Home care leaders are also focused on the ways they can innovate in order to address industry challenges, such as capacity management.

“The focus has been to recruit, recruit, recruit,” Young said. “I have a stable of caregivers, but now they’re not all operating at their peak capacity. Related to that is the logistics of delivering care operationally in a marketplace. How can we be the most efficient to deliver caregivers around that said marketplace?”

For Best of Care, tapping into new talent pools has been a key part of the company’s strategy to innovate recruitment.

“We all employ the same group of people, that’s the worst kept secret,” Smith said. “If we can find new people to come and work for us, that’s been a big difference maker.”

Smith noted that prioritizing training goes hand-in-hand with ensuring home care newcomers get up to speed. It’s also a big part of retaining existing staff.

On its end, Family & Nursing Care has set its sights on ramping up on the technology front. Kursban pointed out that it’s the company’s biggest pain point.

The company has implemented call recording with AI capabilities, according to Kursban.

“Taking that a step further is the AI component. … Managers don’t have to spend time listening to the whole call, which they’ll never have the time to do,” he said. “If they know, go to eight minutes into the 12 minute conversation they can just zero in. I think that has allowed us to stay a small business, where you still have your finger on the pulse.”

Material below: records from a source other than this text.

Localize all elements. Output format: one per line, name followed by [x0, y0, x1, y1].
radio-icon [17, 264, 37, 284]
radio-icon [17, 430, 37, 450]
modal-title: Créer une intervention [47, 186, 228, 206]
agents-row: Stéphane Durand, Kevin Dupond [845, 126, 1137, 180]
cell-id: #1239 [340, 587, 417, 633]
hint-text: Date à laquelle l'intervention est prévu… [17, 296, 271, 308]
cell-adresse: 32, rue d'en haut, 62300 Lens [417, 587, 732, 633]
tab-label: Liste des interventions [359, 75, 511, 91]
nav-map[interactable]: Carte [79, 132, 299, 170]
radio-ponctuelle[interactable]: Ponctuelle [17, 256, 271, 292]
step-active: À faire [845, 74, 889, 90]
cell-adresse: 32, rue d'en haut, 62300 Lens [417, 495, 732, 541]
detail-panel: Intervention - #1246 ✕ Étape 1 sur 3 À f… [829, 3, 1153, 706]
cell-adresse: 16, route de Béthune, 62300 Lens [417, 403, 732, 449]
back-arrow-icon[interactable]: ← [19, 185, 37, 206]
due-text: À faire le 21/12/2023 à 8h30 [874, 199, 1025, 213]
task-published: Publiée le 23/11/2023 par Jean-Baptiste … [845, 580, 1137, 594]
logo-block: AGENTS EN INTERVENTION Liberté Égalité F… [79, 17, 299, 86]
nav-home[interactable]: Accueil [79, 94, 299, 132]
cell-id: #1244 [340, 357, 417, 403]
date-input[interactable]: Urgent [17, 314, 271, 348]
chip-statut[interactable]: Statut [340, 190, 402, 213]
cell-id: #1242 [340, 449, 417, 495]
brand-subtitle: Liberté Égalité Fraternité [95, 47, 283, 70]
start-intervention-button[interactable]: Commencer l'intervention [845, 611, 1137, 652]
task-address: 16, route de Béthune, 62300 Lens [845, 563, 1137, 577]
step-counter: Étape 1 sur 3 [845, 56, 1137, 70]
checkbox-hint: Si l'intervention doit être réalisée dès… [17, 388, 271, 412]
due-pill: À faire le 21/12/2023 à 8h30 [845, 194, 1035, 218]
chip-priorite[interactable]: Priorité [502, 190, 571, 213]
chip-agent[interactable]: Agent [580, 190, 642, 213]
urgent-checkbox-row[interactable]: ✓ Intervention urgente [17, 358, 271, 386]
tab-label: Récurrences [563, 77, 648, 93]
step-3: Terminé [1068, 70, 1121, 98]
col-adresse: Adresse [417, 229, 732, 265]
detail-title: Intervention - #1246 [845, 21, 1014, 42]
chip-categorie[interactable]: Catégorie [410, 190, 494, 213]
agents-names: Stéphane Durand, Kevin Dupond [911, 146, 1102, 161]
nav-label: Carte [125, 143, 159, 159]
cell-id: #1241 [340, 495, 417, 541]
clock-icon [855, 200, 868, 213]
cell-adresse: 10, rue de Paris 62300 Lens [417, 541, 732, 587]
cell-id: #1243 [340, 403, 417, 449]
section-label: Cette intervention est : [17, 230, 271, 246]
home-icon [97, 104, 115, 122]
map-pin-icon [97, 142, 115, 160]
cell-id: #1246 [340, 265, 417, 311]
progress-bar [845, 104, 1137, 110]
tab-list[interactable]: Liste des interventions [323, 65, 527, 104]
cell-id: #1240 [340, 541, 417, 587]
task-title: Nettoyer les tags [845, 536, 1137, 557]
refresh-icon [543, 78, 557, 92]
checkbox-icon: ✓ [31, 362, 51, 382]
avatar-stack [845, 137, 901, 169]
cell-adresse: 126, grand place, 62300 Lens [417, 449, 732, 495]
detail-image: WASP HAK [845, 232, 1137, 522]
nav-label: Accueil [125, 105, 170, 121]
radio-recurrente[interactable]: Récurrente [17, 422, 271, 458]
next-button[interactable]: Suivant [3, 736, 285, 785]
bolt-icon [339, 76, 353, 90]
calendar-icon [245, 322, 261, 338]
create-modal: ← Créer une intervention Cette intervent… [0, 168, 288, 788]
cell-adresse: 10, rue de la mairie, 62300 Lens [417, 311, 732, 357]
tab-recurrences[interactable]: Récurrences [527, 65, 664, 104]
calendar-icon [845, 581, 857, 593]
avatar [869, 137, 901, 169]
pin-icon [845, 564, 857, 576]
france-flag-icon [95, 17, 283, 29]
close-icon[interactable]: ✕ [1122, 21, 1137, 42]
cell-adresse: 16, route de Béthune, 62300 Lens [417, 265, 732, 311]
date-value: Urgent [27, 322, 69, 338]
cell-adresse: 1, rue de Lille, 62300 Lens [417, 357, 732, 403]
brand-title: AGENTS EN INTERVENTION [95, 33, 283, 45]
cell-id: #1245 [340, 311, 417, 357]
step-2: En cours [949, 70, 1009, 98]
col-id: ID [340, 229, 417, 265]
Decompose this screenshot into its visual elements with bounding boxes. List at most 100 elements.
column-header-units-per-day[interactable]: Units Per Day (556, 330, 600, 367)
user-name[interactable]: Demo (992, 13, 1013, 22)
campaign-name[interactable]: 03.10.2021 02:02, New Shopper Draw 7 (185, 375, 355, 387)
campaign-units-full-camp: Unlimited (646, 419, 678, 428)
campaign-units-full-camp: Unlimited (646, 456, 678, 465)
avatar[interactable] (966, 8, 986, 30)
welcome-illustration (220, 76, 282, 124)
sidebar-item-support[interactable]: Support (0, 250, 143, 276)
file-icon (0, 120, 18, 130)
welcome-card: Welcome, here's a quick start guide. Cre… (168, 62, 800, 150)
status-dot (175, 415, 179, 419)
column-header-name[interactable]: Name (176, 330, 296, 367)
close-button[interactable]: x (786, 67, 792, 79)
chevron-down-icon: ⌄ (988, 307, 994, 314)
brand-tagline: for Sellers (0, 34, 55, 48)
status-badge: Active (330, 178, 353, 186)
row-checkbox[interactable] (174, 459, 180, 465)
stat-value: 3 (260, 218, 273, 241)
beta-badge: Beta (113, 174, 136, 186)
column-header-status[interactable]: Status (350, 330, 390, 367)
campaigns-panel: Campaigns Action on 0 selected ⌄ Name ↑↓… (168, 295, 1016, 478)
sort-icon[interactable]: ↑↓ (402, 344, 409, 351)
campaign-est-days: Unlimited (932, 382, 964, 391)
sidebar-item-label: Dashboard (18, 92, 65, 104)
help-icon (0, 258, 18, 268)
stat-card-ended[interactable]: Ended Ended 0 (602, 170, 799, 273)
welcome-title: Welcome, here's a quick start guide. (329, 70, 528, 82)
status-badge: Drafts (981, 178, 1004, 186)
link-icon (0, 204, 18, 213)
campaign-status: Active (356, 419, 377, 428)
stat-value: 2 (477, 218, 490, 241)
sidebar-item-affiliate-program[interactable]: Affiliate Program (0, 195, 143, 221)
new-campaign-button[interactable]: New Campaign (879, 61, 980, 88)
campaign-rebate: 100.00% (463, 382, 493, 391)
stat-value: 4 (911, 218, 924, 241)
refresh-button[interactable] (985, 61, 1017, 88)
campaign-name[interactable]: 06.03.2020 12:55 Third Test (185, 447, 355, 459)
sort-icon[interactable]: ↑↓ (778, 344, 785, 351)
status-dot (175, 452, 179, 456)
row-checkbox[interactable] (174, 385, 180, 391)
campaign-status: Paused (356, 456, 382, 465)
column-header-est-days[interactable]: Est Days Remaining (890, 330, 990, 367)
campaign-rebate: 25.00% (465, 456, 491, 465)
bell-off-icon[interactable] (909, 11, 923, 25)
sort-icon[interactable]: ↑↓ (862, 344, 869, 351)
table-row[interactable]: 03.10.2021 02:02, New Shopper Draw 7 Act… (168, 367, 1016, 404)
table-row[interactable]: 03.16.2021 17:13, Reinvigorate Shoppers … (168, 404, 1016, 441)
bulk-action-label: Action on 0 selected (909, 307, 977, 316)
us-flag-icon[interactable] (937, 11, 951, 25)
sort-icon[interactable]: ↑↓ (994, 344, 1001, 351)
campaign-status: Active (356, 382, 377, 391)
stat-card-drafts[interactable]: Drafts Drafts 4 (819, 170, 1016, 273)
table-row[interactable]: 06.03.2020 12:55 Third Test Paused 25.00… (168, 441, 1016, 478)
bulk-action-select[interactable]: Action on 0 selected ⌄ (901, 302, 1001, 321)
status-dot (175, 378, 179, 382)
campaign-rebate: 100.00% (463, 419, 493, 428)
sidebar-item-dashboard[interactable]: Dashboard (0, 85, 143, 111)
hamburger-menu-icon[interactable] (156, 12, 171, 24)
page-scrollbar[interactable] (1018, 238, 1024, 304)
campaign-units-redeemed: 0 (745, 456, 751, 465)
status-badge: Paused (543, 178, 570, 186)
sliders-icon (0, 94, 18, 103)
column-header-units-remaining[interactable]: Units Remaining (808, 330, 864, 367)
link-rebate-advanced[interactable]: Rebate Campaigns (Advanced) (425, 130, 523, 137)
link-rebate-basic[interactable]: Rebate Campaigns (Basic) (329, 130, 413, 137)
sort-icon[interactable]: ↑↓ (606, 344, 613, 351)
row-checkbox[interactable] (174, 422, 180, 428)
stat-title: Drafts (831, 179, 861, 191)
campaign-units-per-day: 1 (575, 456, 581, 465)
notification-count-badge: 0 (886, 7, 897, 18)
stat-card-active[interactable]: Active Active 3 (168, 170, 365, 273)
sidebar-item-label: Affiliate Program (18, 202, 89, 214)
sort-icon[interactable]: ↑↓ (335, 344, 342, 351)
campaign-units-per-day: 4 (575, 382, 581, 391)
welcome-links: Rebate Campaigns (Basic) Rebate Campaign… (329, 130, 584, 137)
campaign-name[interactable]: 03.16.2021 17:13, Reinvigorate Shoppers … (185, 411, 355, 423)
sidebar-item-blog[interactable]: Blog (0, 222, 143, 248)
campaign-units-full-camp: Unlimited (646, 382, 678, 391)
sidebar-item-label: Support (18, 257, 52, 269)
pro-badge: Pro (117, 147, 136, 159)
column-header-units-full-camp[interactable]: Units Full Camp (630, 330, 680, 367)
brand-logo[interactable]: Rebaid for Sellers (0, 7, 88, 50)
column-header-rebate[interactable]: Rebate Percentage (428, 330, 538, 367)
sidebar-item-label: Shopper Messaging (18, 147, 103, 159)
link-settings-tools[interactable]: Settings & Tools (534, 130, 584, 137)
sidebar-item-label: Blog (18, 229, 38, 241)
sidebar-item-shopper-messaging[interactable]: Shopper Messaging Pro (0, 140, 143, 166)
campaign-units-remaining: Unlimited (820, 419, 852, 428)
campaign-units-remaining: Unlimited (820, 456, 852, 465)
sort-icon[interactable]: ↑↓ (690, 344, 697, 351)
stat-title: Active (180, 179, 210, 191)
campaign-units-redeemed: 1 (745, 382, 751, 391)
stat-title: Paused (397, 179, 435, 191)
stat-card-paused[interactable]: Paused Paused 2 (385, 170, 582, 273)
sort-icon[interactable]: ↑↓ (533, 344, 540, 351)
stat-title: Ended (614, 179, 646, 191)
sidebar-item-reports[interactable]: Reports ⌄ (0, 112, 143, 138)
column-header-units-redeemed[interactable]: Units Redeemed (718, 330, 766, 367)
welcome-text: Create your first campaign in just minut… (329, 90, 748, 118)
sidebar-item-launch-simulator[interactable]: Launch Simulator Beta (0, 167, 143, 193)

Finding the right partners

As home care has continued to rise in prominence, it has also meant a slew of new opportunities and partnerships.

Best of Care was recently named a preferred provider – in a partnership with a local hospital – with one of its local Medicaid referral partners.

“Essentially, [people] who are frequently in hospitals being discharged home and being automatically authorized for Medicaid service through this partner are immediately referred to Best of Care,” Smith said. “It’s to receive 24/7 home care in a period of time, to try and stabilize that person, so that we can limit that frequent hospital trip.”

Charlie Young, Neal Kursban and Kevin Smith speak at Capital+Strategy. | Home Health Care News photo

The company has also built in a care management component so that a home care aide isn’t the sole person responsible for tracking the progress of a complex, acute patient coming home from the hospital.

Synergy is looking to form partnerships that will bring products to bear that will help provide care services in the home.

“Joy For All Companion Pet is one of my favorites in that category,” Young said. “They provide a robotic pet cat or dog in memory care cases. They have great success with it, so that’s an example of that type of partnership.”

That said, when it comes to partnerships, Kursban stressed the importance of finding the right ones versus jumping at any opportunity.

“Simplicity is the ultimate sophistication,” he said. “Our biz development people always want to partner here, and they want to do this, and try that. Then you try to operationalize it, and your reputation can suffer when you try to do too many things. When we choose to partner it’s [about] how does it already operationally flow with what we’re doing? A lot of decisions to not partner end up … being the best decisions.”